Gros plan sur le logo bleu d'Universitas sur le mur du bâtiment abritant leurs bureaux, à Québec.

Les bureaux d'Universitas, à Québec

Photo : Radio-Canada

Radio-Canada
Prenez note que cet article publié en 2018 pourrait contenir des informations qui ne sont plus à jour.

Le fournisseur de régime enregistré d'épargne-études Universitas cible-t-il les nouveaux arrivants pour gagner des clients? Des immigrants bénéficiaires de l'aide sociale se sont plaints après avoir été incités à cotiser même s'ils n'en avaient pas les moyens. Universitas dit ne pas cautionner cette façon de faire, mais l'affaire portée à l'attention de La Facture ne serait pas un cas isolé.

Un reportage de Julie Dufresne, pour La Facture

Sita (nom fictif) a 38 ans et vit au Canada depuis environ deux ans. Elle craint les répercussions de son témoignage en dénonçant un représentant qui vient d’Afrique, comme elle, et qui lui a vendu un produit financier au-dessus de ses moyens.

Quand elle est arrivée au pays, Sita était sans le sou, seule avec sa fille. Elle avait passé cinq ans dans un camp de réfugiés en Afrique.

« Elle habitait dans un petit village et, un jour, elle est partie au marché avec sa plus jeune fille, raconte Agathe Dufour, une résidente de Québec qui l’accompagne bénévolement. Le village a été attaqué par une guérilla. Quand elle est revenue, tout était brûlé. Elle était seule avec sa petite de deux ans, ne trouvait plus son mari ni ses trois autres enfants »

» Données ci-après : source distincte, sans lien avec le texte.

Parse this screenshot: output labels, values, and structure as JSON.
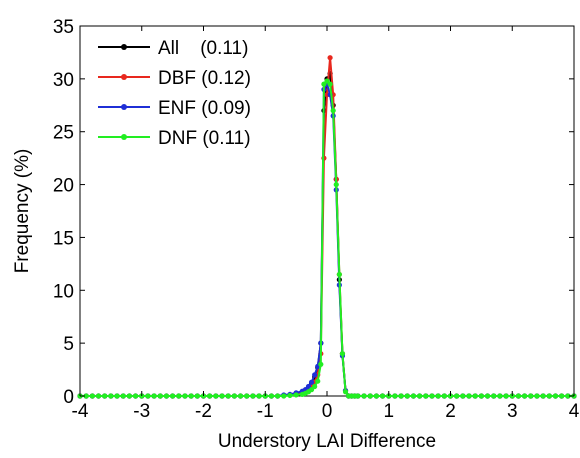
{
  "chart_data": {
    "type": "line",
    "title": "",
    "xlabel": "Understory LAI Difference",
    "ylabel": "Frequency (%)",
    "xlim": [
      -4,
      4
    ],
    "ylim": [
      0,
      35
    ],
    "xticks": [
      -4,
      -3,
      -2,
      -1,
      0,
      1,
      2,
      3,
      4
    ],
    "yticks": [
      0,
      5,
      10,
      15,
      20,
      25,
      30,
      35
    ],
    "grid": false,
    "legend_position": "top-left",
    "series": [
      {
        "name": "All",
        "legend_label": "All    (0.11)",
        "color": "#000000",
        "x": [
          -4.0,
          -3.9,
          -3.8,
          -3.7,
          -3.6,
          -3.5,
          -3.4,
          -3.3,
          -3.2,
          -3.1,
          -3.0,
          -2.9,
          -2.8,
          -2.7,
          -2.6,
          -2.5,
          -2.4,
          -2.3,
          -2.2,
          -2.1,
          -2.0,
          -1.9,
          -1.8,
          -1.7,
          -1.6,
          -1.5,
          -1.4,
          -1.3,
          -1.2,
          -1.1,
          -1.0,
          -0.9,
          -0.8,
          -0.7,
          -0.6,
          -0.5,
          -0.4,
          -0.35,
          -0.3,
          -0.25,
          -0.2,
          -0.15,
          -0.1,
          -0.05,
          0.0,
          0.05,
          0.1,
          0.15,
          0.2,
          0.25,
          0.3,
          0.35,
          0.4,
          0.45,
          0.5,
          0.6,
          0.7,
          0.8,
          0.9,
          1.0,
          1.1,
          1.2,
          1.3,
          1.4,
          1.5,
          1.6,
          1.7,
          1.8,
          1.9,
          2.0,
          2.1,
          2.2,
          2.3,
          2.4,
          2.5,
          2.6,
          2.7,
          2.8,
          2.9,
          3.0,
          3.1,
          3.2,
          3.3,
          3.4,
          3.5,
          3.6,
          3.7,
          3.8,
          3.9,
          4.0
        ],
        "values": [
          0,
          0,
          0,
          0,
          0,
          0,
          0,
          0,
          0,
          0,
          0,
          0,
          0,
          0,
          0,
          0,
          0,
          0,
          0,
          0,
          0,
          0,
          0,
          0,
          0,
          0,
          0,
          0,
          0,
          0,
          0,
          0,
          0,
          0.05,
          0.1,
          0.2,
          0.3,
          0.5,
          0.8,
          1.2,
          1.8,
          2.7,
          5.0,
          27.0,
          30.0,
          30.5,
          27.5,
          20.5,
          11.0,
          4.0,
          0.5,
          0,
          0,
          0,
          0,
          0,
          0,
          0,
          0,
          0,
          0,
          0,
          0,
          0,
          0,
          0,
          0,
          0,
          0,
          0,
          0,
          0,
          0,
          0,
          0,
          0,
          0,
          0,
          0,
          0,
          0,
          0,
          0,
          0,
          0,
          0,
          0,
          0,
          0,
          0
        ]
      },
      {
        "name": "DBF",
        "legend_label": "DBF (0.12)",
        "color": "#e8281e",
        "x": [
          -4.0,
          -3.9,
          -3.8,
          -3.7,
          -3.6,
          -3.5,
          -3.4,
          -3.3,
          -3.2,
          -3.1,
          -3.0,
          -2.9,
          -2.8,
          -2.7,
          -2.6,
          -2.5,
          -2.4,
          -2.3,
          -2.2,
          -2.1,
          -2.0,
          -1.9,
          -1.8,
          -1.7,
          -1.6,
          -1.5,
          -1.4,
          -1.3,
          -1.2,
          -1.1,
          -1.0,
          -0.9,
          -0.8,
          -0.7,
          -0.6,
          -0.5,
          -0.4,
          -0.35,
          -0.3,
          -0.25,
          -0.2,
          -0.15,
          -0.1,
          -0.05,
          0.0,
          0.05,
          0.1,
          0.15,
          0.2,
          0.25,
          0.3,
          0.35,
          0.4,
          0.45,
          0.5,
          0.6,
          0.7,
          0.8,
          0.9,
          1.0,
          1.1,
          1.2,
          1.3,
          1.4,
          1.5,
          1.6,
          1.7,
          1.8,
          1.9,
          2.0,
          2.1,
          2.2,
          2.3,
          2.4,
          2.5,
          2.6,
          2.7,
          2.8,
          2.9,
          3.0,
          3.1,
          3.2,
          3.3,
          3.4,
          3.5,
          3.6,
          3.7,
          3.8,
          3.9,
          4.0
        ],
        "values": [
          0,
          0,
          0,
          0,
          0,
          0,
          0,
          0,
          0,
          0,
          0,
          0,
          0,
          0,
          0,
          0,
          0,
          0,
          0,
          0,
          0,
          0,
          0,
          0,
          0,
          0,
          0,
          0,
          0,
          0,
          0,
          0,
          0,
          0.05,
          0.1,
          0.2,
          0.3,
          0.4,
          0.6,
          0.9,
          1.3,
          2.0,
          4.0,
          22.5,
          28.5,
          32.0,
          28.5,
          20.5,
          11.5,
          4.0,
          0.5,
          0,
          0,
          0,
          0,
          0,
          0,
          0,
          0,
          0,
          0,
          0,
          0,
          0,
          0,
          0,
          0,
          0,
          0,
          0,
          0,
          0,
          0,
          0,
          0,
          0,
          0,
          0,
          0,
          0,
          0,
          0,
          0,
          0,
          0,
          0,
          0,
          0,
          0,
          0
        ]
      },
      {
        "name": "ENF",
        "legend_label": "ENF (0.09)",
        "color": "#1f2fd6",
        "x": [
          -4.0,
          -3.9,
          -3.8,
          -3.7,
          -3.6,
          -3.5,
          -3.4,
          -3.3,
          -3.2,
          -3.1,
          -3.0,
          -2.9,
          -2.8,
          -2.7,
          -2.6,
          -2.5,
          -2.4,
          -2.3,
          -2.2,
          -2.1,
          -2.0,
          -1.9,
          -1.8,
          -1.7,
          -1.6,
          -1.5,
          -1.4,
          -1.3,
          -1.2,
          -1.1,
          -1.0,
          -0.9,
          -0.8,
          -0.7,
          -0.6,
          -0.5,
          -0.4,
          -0.35,
          -0.3,
          -0.25,
          -0.2,
          -0.15,
          -0.1,
          -0.05,
          0.0,
          0.05,
          0.1,
          0.15,
          0.2,
          0.25,
          0.3,
          0.35,
          0.4,
          0.45,
          0.5,
          0.6,
          0.7,
          0.8,
          0.9,
          1.0,
          1.1,
          1.2,
          1.3,
          1.4,
          1.5,
          1.6,
          1.7,
          1.8,
          1.9,
          2.0,
          2.1,
          2.2,
          2.3,
          2.4,
          2.5,
          2.6,
          2.7,
          2.8,
          2.9,
          3.0,
          3.1,
          3.2,
          3.3,
          3.4,
          3.5,
          3.6,
          3.7,
          3.8,
          3.9,
          4.0
        ],
        "values": [
          0,
          0,
          0,
          0,
          0,
          0,
          0,
          0,
          0,
          0,
          0,
          0,
          0,
          0,
          0,
          0,
          0,
          0,
          0,
          0,
          0,
          0,
          0,
          0,
          0,
          0,
          0,
          0,
          0,
          0,
          0,
          0,
          0,
          0.1,
          0.15,
          0.3,
          0.45,
          0.6,
          0.9,
          1.3,
          2.0,
          2.8,
          5.0,
          29.0,
          29.5,
          28.5,
          26.5,
          19.5,
          10.5,
          3.8,
          0.5,
          0,
          0,
          0,
          0,
          0,
          0,
          0,
          0,
          0,
          0,
          0,
          0,
          0,
          0,
          0,
          0,
          0,
          0,
          0,
          0,
          0,
          0,
          0,
          0,
          0,
          0,
          0,
          0,
          0,
          0,
          0,
          0,
          0,
          0,
          0,
          0,
          0,
          0,
          0
        ]
      },
      {
        "name": "DNF",
        "legend_label": "DNF (0.11)",
        "color": "#22ee22",
        "x": [
          -4.0,
          -3.9,
          -3.8,
          -3.7,
          -3.6,
          -3.5,
          -3.4,
          -3.3,
          -3.2,
          -3.1,
          -3.0,
          -2.9,
          -2.8,
          -2.7,
          -2.6,
          -2.5,
          -2.4,
          -2.3,
          -2.2,
          -2.1,
          -2.0,
          -1.9,
          -1.8,
          -1.7,
          -1.6,
          -1.5,
          -1.4,
          -1.3,
          -1.2,
          -1.1,
          -1.0,
          -0.9,
          -0.8,
          -0.7,
          -0.6,
          -0.5,
          -0.4,
          -0.35,
          -0.3,
          -0.25,
          -0.2,
          -0.15,
          -0.1,
          -0.05,
          0.0,
          0.05,
          0.1,
          0.15,
          0.2,
          0.25,
          0.3,
          0.35,
          0.4,
          0.45,
          0.5,
          0.6,
          0.7,
          0.8,
          0.9,
          1.0,
          1.1,
          1.2,
          1.3,
          1.4,
          1.5,
          1.6,
          1.7,
          1.8,
          1.9,
          2.0,
          2.1,
          2.2,
          2.3,
          2.4,
          2.5,
          2.6,
          2.7,
          2.8,
          2.9,
          3.0,
          3.1,
          3.2,
          3.3,
          3.4,
          3.5,
          3.6,
          3.7,
          3.8,
          3.9,
          4.0
        ],
        "values": [
          0,
          0,
          0,
          0,
          0,
          0,
          0,
          0,
          0,
          0,
          0,
          0,
          0,
          0,
          0,
          0,
          0,
          0,
          0,
          0,
          0,
          0,
          0,
          0,
          0,
          0,
          0,
          0,
          0,
          0,
          0,
          0,
          0,
          0,
          0.05,
          0.1,
          0.15,
          0.25,
          0.4,
          0.6,
          0.9,
          1.4,
          3.0,
          29.5,
          29.8,
          29.5,
          27.0,
          20.0,
          11.5,
          4.0,
          0.4,
          0,
          0,
          0,
          0,
          0,
          0,
          0,
          0,
          0,
          0,
          0,
          0,
          0,
          0,
          0,
          0,
          0,
          0,
          0,
          0,
          0,
          0,
          0,
          0,
          0,
          0,
          0,
          0,
          0,
          0,
          0,
          0,
          0,
          0,
          0,
          0,
          0,
          0,
          0
        ]
      }
    ]
  }
}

En arrivant au Canada, Sita doit donc tout apprendre. Elle ne connaît ni le pays ni le climat, elle est analphabète et balbutie à peine le français.

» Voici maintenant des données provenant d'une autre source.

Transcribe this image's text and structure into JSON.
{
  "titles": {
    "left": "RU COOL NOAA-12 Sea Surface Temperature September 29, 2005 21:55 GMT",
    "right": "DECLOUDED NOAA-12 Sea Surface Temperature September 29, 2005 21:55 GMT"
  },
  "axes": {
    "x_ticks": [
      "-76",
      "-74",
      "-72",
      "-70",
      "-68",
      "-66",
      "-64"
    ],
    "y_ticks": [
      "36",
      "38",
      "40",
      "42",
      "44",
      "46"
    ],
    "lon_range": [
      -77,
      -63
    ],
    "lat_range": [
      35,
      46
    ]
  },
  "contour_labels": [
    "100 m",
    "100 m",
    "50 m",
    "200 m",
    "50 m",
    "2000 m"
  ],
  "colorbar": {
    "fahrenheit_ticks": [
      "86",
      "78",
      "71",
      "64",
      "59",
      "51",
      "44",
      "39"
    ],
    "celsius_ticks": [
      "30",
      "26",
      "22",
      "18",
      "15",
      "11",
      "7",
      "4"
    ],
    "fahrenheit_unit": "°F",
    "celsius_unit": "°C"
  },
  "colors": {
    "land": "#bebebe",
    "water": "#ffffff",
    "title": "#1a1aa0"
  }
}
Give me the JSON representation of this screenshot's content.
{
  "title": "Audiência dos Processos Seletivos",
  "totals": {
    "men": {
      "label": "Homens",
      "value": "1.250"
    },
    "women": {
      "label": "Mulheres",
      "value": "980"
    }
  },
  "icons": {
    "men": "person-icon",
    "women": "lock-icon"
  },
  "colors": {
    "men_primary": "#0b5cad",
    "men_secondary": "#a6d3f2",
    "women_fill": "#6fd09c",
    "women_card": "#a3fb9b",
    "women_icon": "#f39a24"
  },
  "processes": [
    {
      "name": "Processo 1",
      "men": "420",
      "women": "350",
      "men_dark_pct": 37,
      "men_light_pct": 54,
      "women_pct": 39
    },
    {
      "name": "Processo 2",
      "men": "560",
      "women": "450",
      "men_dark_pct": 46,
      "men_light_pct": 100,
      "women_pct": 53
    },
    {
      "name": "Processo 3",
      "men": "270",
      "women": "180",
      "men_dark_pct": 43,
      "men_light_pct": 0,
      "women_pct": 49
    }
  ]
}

« Quand ils arrivent ici, ils n'arrivent pas dans un nouveau pays : ils arrivent sur une nouvelle planète, illustre Agathe Dufour. Ici, tu as besoin de vêtements chauds, de nourriture équilibrée... l'école, c'est loin dans la priorité pour la survie. »

Agathe Dufour a les cheveux noirs coupés aux épaules, les yeux bleus et porte des lunettes noires. Elle regarde la journaliste lors d'une entrevue devant la caméra.Agrandir l’image (Nouvelle fenêtre)

Agathe Dufour, l'accompagnatrice bénévole de Sita

Photo : Radio-Canada

Au début de 2016, Sita est au Québec depuis à peine deux mois. Elle rencontre Simon Botshaba, un Africain, tout comme elle.

Simon Botshab, « Monsieur Simon », comme il se fait appeler, est représentant chez Universitas. Il propose à Sita de se rendre chez elle : il veut la convaincre de cotiser à un régime enregistré d’épargne-études, un REEE.

Le REEE, c’est de l’argent que déposent des parents dans un compte en vue des études postsecondaires de leur enfant. À cet argent s’ajoute une contribution des gouvernements.

« Il a pris les papiers et a rempli les papiers, raconte timidement Sita dans un français encore parfois laborieux. Moi, je ne connais pas la différence entre les papiers! »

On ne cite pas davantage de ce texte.